Im Allgemeinen geht man heute in Europa davon aus, dass die Kirche wenig Einfluss auf die Politik hat, da Kirche und Staat klar getrennt sind und sich immer mehr Menschen von der Kirche abwenden. Und doch hat man, zum Beispiel wenn ein Papst zurücktritt, den Eindruck, dass die Kirche doch eine größere Rolle als allgemein angenommen hat.
Historische Entwicklung
Ein geschichtlicher Rückblick zeigt, dass erstmals 1122 eine klare Regelung zur Trennung von Kirche und Staat bestand. Diese Regel der getrennten Einflussbereiche von Kirche und Kaiser wurde jedoch nur mäßig umgesetzt. Sowohl Kaiser als auch Papst versuchten, ihren Einfluss stetig zu erweitern.

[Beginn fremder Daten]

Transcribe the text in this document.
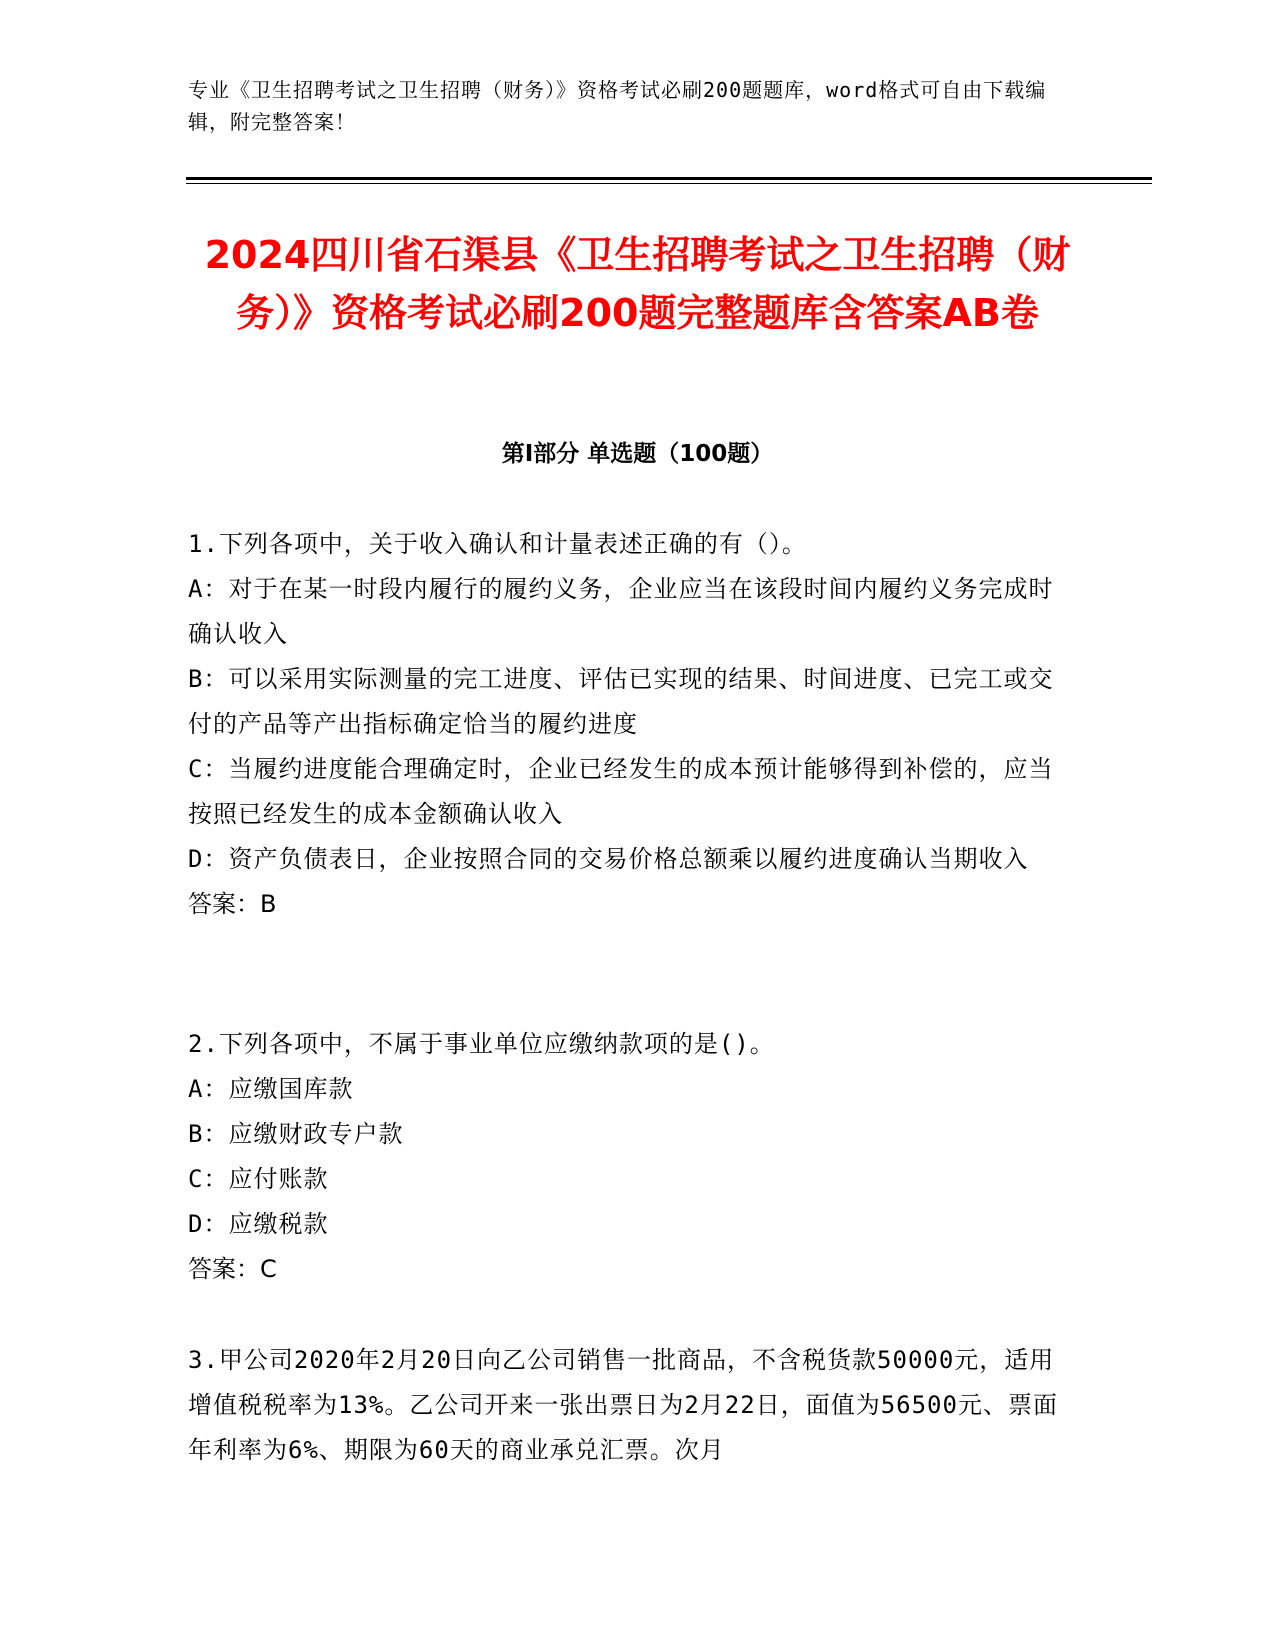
专业《卫生招聘考试之卫生招聘（财务）》资格考试必刷200题题库，word格式可自由下载编辑，附完整答案！
2024四川省石渠县《卫生招聘考试之卫生招聘（财务）》资格考试必刷200题完整题库含答案AB卷
第Ⅰ部分 单选题（100题）

1.下列各项中，关于收入确认和计量表述正确的有（）。

A：对于在某一时段内履行的履约义务，企业应当在该段时间内履约义务完成时确认收入

B：可以采用实际测量的完工进度、评估已实现的结果、时间进度、已完工或交付的产品等产出指标确定恰当的履约进度

C：当履约进度能合理确定时，企业已经发生的成本预计能够得到补偿的，应当按照已经发生的成本金额确认收入

D：资产负债表日，企业按照合同的交易价格总额乘以履约进度确认当期收入

答案：B

2.下列各项中，不属于事业单位应缴纳款项的是()。

A：应缴国库款

B：应缴财政专户款

C：应付账款

D：应缴税款

答案：C

3.甲公司2020年2月20日向乙公司销售一批商品，不含税货款50000元，适用增值税税率为13%。乙公司开来一张出票日为2月22日，面值为56500元、票面年利率为6%、期限为60天的商业承兑汇票。次月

Erst mit der Reformationsbewegung im 16. Jahrhundert änderte sich dies. Luther war der Auffassung, die Kirche sollte von säkularisierten Religionen gesteuert werden, während der Staat die Kirche, beziehungsweise den christlichen Glauben, unterstützen und nach dessen Werten agieren sollte. Im Rahmen des Augsburger Religionsfriedens 1555 wurde der Protestantismus dem Katholizismus gleichgestellt. Im Deutschen Reich galt daraufhin das Recht, dass sich die Religion nach dem jeweiligen Landesführer richten muss.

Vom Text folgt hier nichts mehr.